Il primo profilo riguarderebbe una supposta mancanza di contenuto unitario, ma la Corte ha sempre ritenuto che fosse sufficiente l’omogeneità del quesito (anzi «una matrice razionalmente unitaria»), ammettendo in passato referendum assai articolati anche su più atti normativi. Nel caso ora sottoposto al giudizio della Consulta appare ben difficile sostenere la non omogeneità di una domanda che chiede la «reintroduzione della reintegra in caso di licenziamento senza giusta causa e sua estensione alle imprese sopra i 5 addetti»: questo il titolo posto al quesito che corrisponde al contenuto della richiesta.

La seconda presunta ragione di inammissibilità sarebbe prodotta proprio dall’ultima parte del quesito che allarga la tutela a tutte le imprese con più di cinque dipendenti. Grazie ad una sapiente manipolazione del testo l’abrogazione della norma introdurrebbe una diversa disciplina estendendo le garanzie dei lavoratori in ambiti non previsti neppure dalla precedente normativa. In tal modo, si sostiene, cambia la natura del referendum, non più solo abrogativo, così come definito dall’articolo 75 della nostra Costituzione, bensì propositivo. Un argomento polemico ma infondato.
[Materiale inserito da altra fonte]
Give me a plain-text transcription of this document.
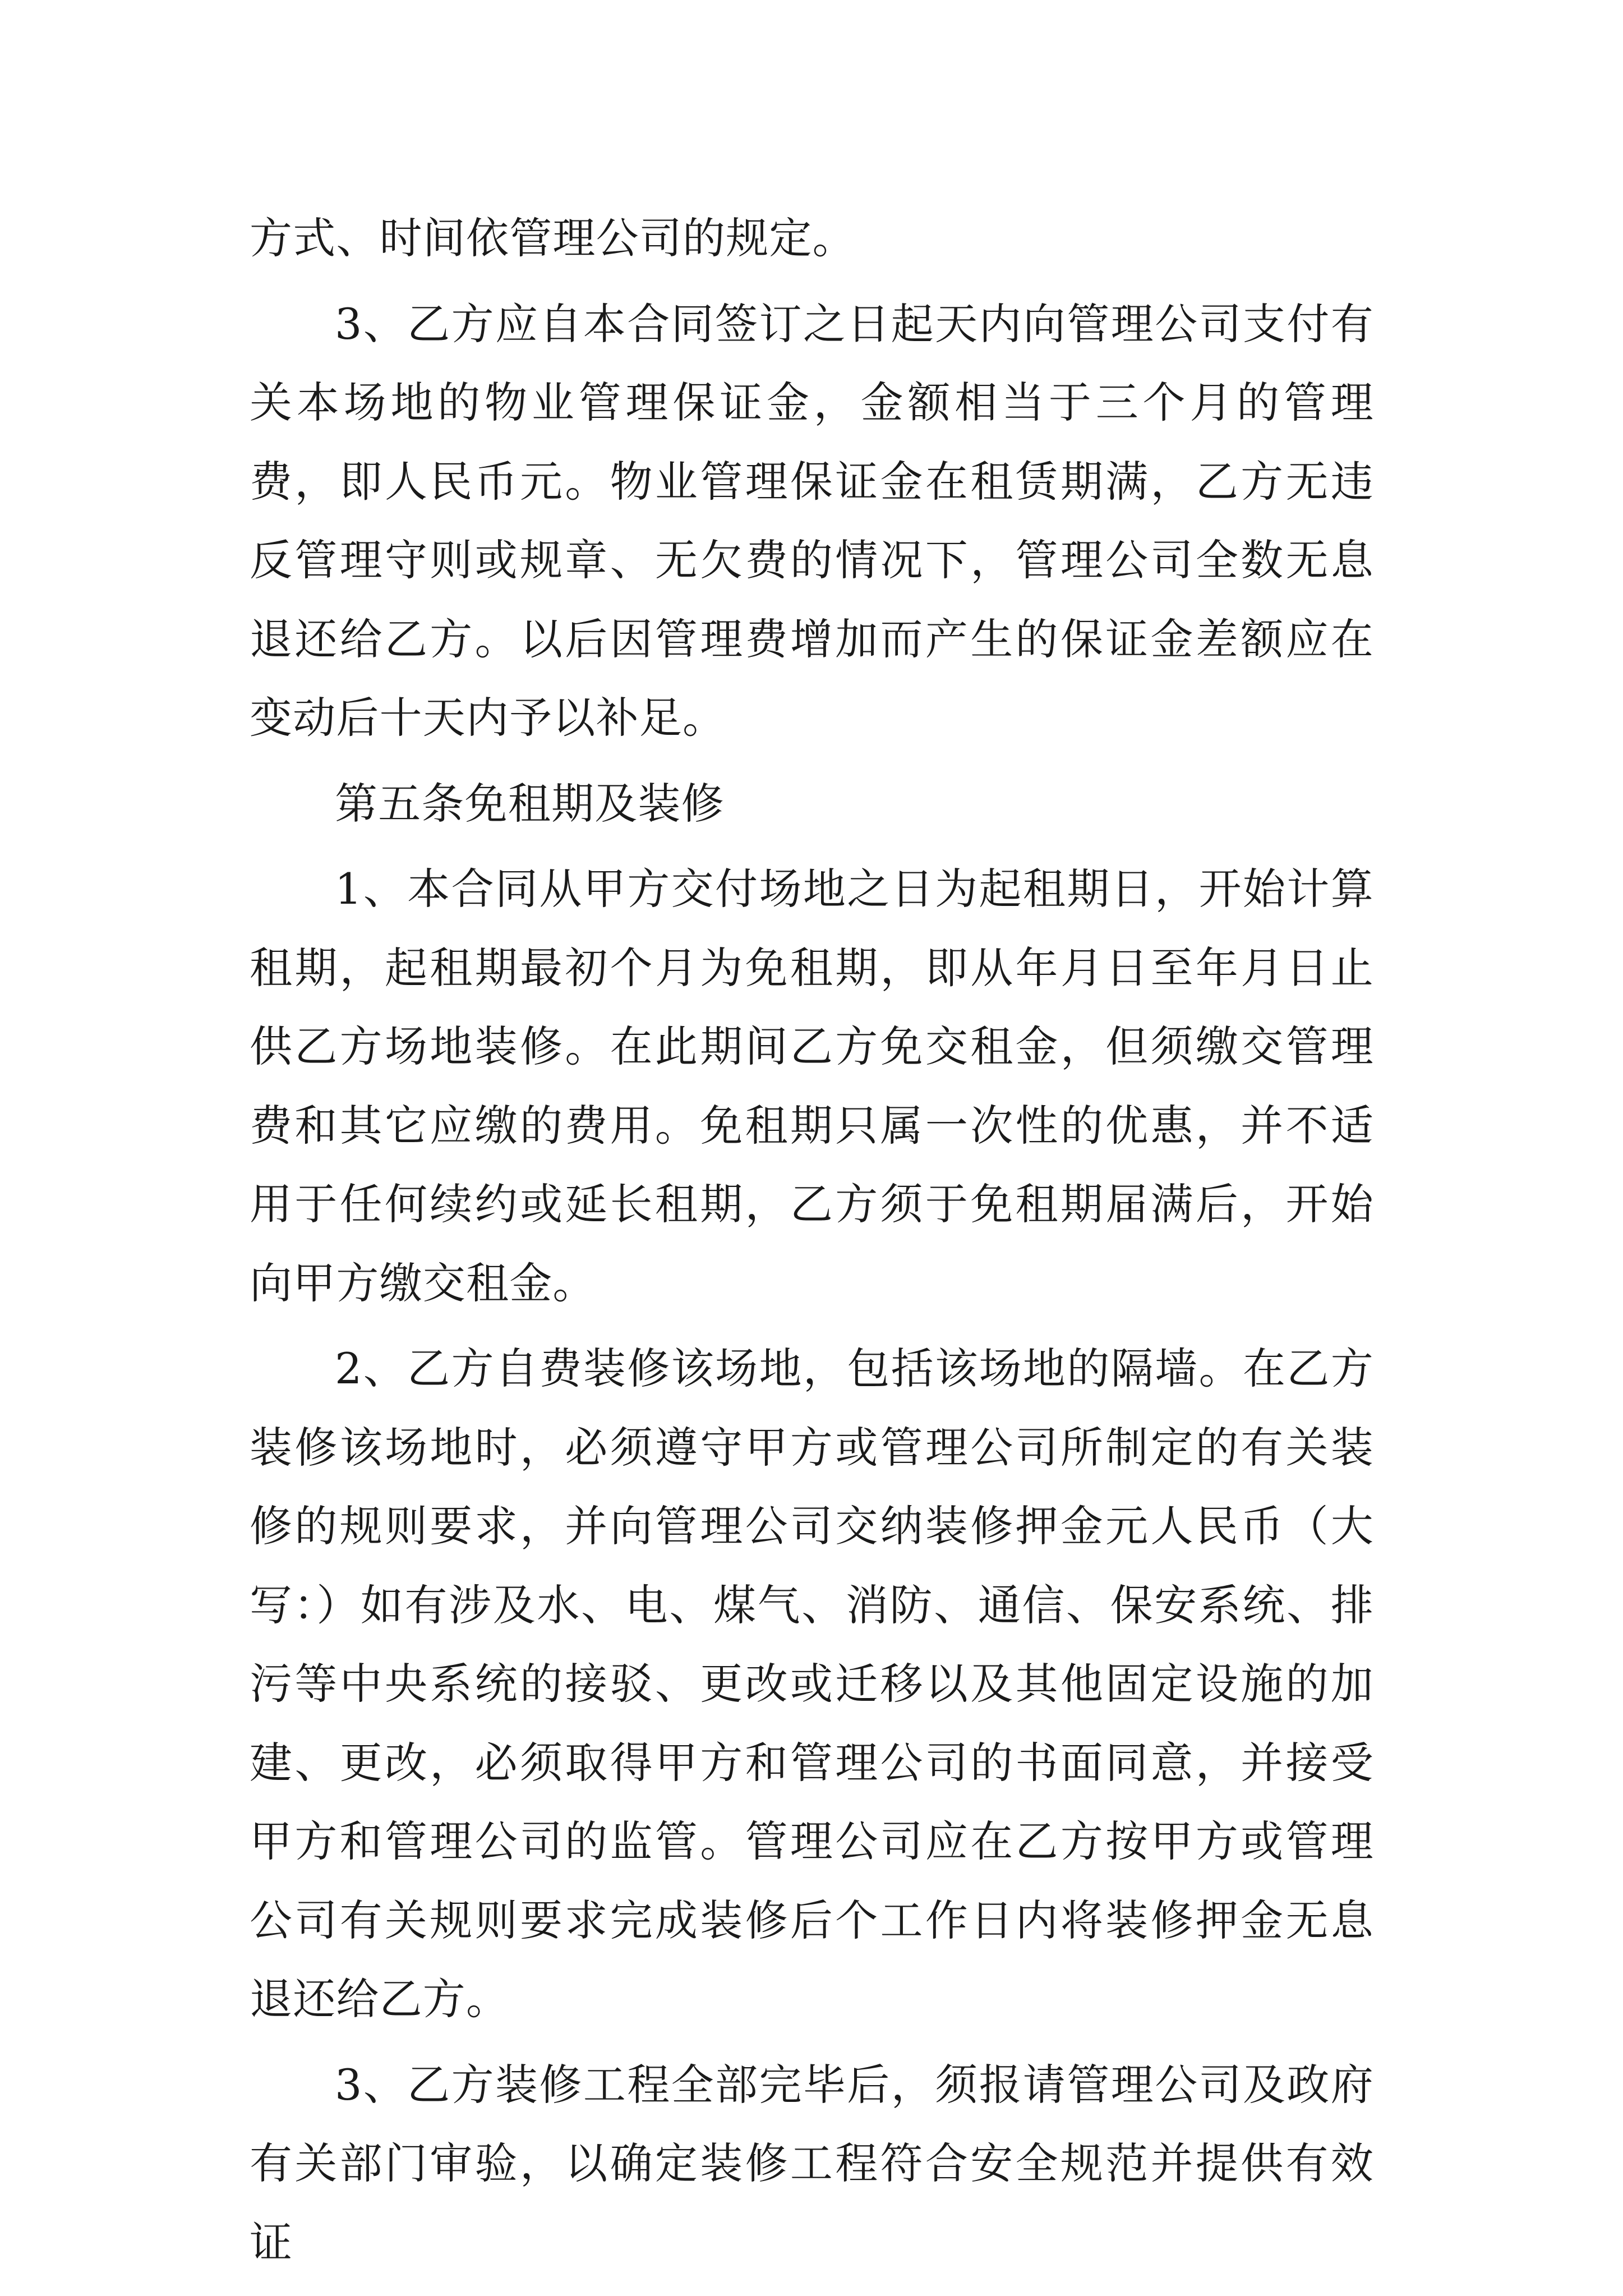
方式、时间依管理公司的规定。

3、乙方应自本合同签订之日起天内向管理公司支付有关本场地的物业管理保证金，金额相当于三个月的管理费，即人民币元。物业管理保证金在租赁期满，乙方无违反管理守则或规章、无欠费的情况下，管理公司全数无息退还给乙方。以后因管理费增加而产生的保证金差额应在变动后十天内予以补足。

第五条免租期及装修

1、本合同从甲方交付场地之日为起租期日，开始计算租期，起租期最初个月为免租期，即从年月日至年月日止供乙方场地装修。在此期间乙方免交租金，但须缴交管理费和其它应缴的费用。免租期只属一次性的优惠，并不适用于任何续约或延长租期，乙方须于免租期届满后，开始向甲方缴交租金。

2、乙方自费装修该场地，包括该场地的隔墙。在乙方装修该场地时，必须遵守甲方或管理公司所制定的有关装修的规则要求，并向管理公司交纳装修押金元人民币（大写：）如有涉及水、电、煤气、消防、通信、保安系统、排污等中央系统的接驳、更改或迁移以及其他固定设施的加建、更改，必须取得甲方和管理公司的书面同意，并接受甲方和管理公司的监管。管理公司应在乙方按甲方或管理公司有关规则要求完成装修后个工作日内将装修押金无息退还给乙方。

3、乙方装修工程全部完毕后，须报请管理公司及政府有关部门审验，以确定装修工程符合安全规范并提供有效证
La polemica politica sottesa è espressa in termini derisori e rancorosi. Il referendum propositivo era previsto dalla riforma costituzionale bocciata il 4 dicembre. Dunque, il sottinteso provocatorio formulato da un fautore della riforma costituzionale è il seguente: se si fosse cambiata la costituzione allora sì, ma ora non potete che prendervela con voi stessi. Tralasciamo il fatto che il referendum propositivo contemplato dalla riforma non avrebbe cambiato nulla, anzi nulla era se non un annuncio, con un rinvio ad una successiva legge costituzionale che chissà quando sarebbe stata approvata. Veniamo invece alla sostanza dell’obiezione mossa. Essa semplicemente, anche in questo caso, non tiene conto della giurisprudenza costituzionale e della realtà che ha determinato. Referendum manipolativi sono stati svolti in molte occasioni (a cominciare da quelli elettorali che manipolativi lo devono essere per necessità). Ma quel che più conta è che il giudizio su un referendum manipolativo dell’articolo 18 c’è già stato.

Nel 2003 fu ammesso, infatti, un referendum i cui effetti erano ben più «propositivi» di quelli attualmente attesi dall’abrogazione delle norme sottoposte al corpo elettorale (sentenza numero 41 del 2003). In quell’occasione il quesito aveva come sua espressa finalità quella di estendere a tutti (anche alle imprese al di sotto dei quindici dipendenti) «l’ambito e i limiti di operatività della tutela reale apprestata dall’articolo 18 della legge numero 300 del 1970».
La Corte per ritenere oggi inammissibile il quesito dovrebbe smentire questo precedente. Non vedo ragioni per farlo.